If L is a regular language over an alphabet Σ, then so is L¯ (i.e. the language consisting of all strings from Σ∗ that are not in L). We will again show how to construct an automaton M for L¯ from an automaton M1 for L. Yet this time we have to make three additional assumptions:
- M1 is ε-free, i.e. contains no jump arcs.
- M1 is complete, i.e. there is a transition from each state in Q over each symbol in Σ (note that none of the automata we've seen so far has had this property).
- M1 is deterministic.
However, these assumptions are quite harmless. We can get rid of jump arcs by systematically substituting direct transitions over the symbols read before and after each jump. For example, look at the following very simple automaton with one jump arc:
Figure 11: Very Simple Automaton with one Jump Arc. Automaton before transformation. |
To get rid of the jump arc between states 1 and 2, we transform it into the following automaton:
Figure 13: Transformed Simple Automaton without Jump Arc. Automaton after first transformation. |
The two transitions we've added so to speak bypass the former jump arc.
To complete an automaton we do as follows: We add one "dead" state (a new state that has no outgoing transitions to any other states), and let all the "missing" transitions point to it. For instance, here's a completed version of our ε-free automaton from above:
Figure 17: Transformed Complete Simple Automaton without Jump Arc. Automaton after transformation. |
Finally, as we've already mentioned, non-determinism doesn't add anything substantial to FSAs, and every non-deterministic FSA can be transformed into a deterministic one. The algorithm fo this purpose is a bit more involved and we can present an easy example here.

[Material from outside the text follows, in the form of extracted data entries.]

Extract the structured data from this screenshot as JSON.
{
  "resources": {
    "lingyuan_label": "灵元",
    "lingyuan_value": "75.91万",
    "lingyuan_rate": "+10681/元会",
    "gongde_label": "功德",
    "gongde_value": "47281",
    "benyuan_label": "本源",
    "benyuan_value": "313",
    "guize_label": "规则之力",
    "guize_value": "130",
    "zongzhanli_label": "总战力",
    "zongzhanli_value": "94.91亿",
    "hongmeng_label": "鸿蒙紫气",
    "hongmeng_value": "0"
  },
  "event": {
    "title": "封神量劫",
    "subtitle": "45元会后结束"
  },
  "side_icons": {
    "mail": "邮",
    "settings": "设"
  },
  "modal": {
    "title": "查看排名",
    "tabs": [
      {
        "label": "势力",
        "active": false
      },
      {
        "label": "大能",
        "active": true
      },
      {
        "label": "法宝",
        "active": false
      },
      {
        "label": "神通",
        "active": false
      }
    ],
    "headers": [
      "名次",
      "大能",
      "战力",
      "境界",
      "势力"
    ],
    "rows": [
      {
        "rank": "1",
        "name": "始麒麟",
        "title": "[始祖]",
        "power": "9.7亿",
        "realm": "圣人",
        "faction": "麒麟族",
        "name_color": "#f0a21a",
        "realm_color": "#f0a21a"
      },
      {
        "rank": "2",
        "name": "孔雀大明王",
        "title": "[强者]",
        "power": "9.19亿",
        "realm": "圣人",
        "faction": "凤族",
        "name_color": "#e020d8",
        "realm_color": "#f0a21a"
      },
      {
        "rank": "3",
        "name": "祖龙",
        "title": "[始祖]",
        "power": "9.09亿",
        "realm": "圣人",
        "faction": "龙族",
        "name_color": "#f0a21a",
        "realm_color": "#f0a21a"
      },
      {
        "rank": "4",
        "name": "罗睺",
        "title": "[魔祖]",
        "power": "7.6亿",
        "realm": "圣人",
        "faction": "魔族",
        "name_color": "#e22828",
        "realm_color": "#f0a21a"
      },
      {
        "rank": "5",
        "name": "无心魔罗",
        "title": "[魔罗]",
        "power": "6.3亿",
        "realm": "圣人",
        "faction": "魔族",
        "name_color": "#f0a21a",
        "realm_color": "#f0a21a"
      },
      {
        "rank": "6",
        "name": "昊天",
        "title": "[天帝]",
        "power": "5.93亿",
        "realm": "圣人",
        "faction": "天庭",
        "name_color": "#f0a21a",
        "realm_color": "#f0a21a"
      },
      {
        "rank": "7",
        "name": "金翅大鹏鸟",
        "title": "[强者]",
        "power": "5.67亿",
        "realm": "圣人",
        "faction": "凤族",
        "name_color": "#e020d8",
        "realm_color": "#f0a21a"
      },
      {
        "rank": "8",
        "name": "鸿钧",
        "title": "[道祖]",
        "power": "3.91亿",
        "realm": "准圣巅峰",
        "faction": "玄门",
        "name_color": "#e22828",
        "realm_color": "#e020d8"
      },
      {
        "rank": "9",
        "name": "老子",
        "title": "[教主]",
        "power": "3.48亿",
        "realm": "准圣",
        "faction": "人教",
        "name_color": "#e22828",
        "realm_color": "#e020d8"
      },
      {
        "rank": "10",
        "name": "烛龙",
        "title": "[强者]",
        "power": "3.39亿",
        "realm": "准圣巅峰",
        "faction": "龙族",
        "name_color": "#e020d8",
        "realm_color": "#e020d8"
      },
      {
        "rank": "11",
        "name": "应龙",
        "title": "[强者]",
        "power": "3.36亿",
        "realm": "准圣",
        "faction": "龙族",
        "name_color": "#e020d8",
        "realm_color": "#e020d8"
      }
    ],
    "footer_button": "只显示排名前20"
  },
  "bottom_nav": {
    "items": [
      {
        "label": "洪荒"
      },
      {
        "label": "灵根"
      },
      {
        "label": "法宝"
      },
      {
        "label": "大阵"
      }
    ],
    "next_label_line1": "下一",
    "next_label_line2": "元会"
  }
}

The basic idea is to build a new automaton that has as states all sets of states in the old one.
So for the construction of a complement-automaton, let's assume that M1 is a determinstistic ε-free complete FSA for the language L. Then we construct an FSA M for L1¯ by copying M1 and making all and only its non-final states final states of M. M will reach a final state on a word (and thus accept it) if and only if that word would have taken M1 into a non-final state. Hence M will accept all and only those words from Σ∗ that are not accepted by M1.
Notice that once we know that regular languages are closed under union and complementation, closure under intersection follows from the set theoretic fact that L1¯∪L1¯¯=L1∩L2. An automaton for any intersection language can be contructed accordingly by nesting the construction methods for union and complementation. But because to prove closure under complementation, we had to make assumptions that we don't need for the direct construction method for intersection, we've chosen to present this direct method first.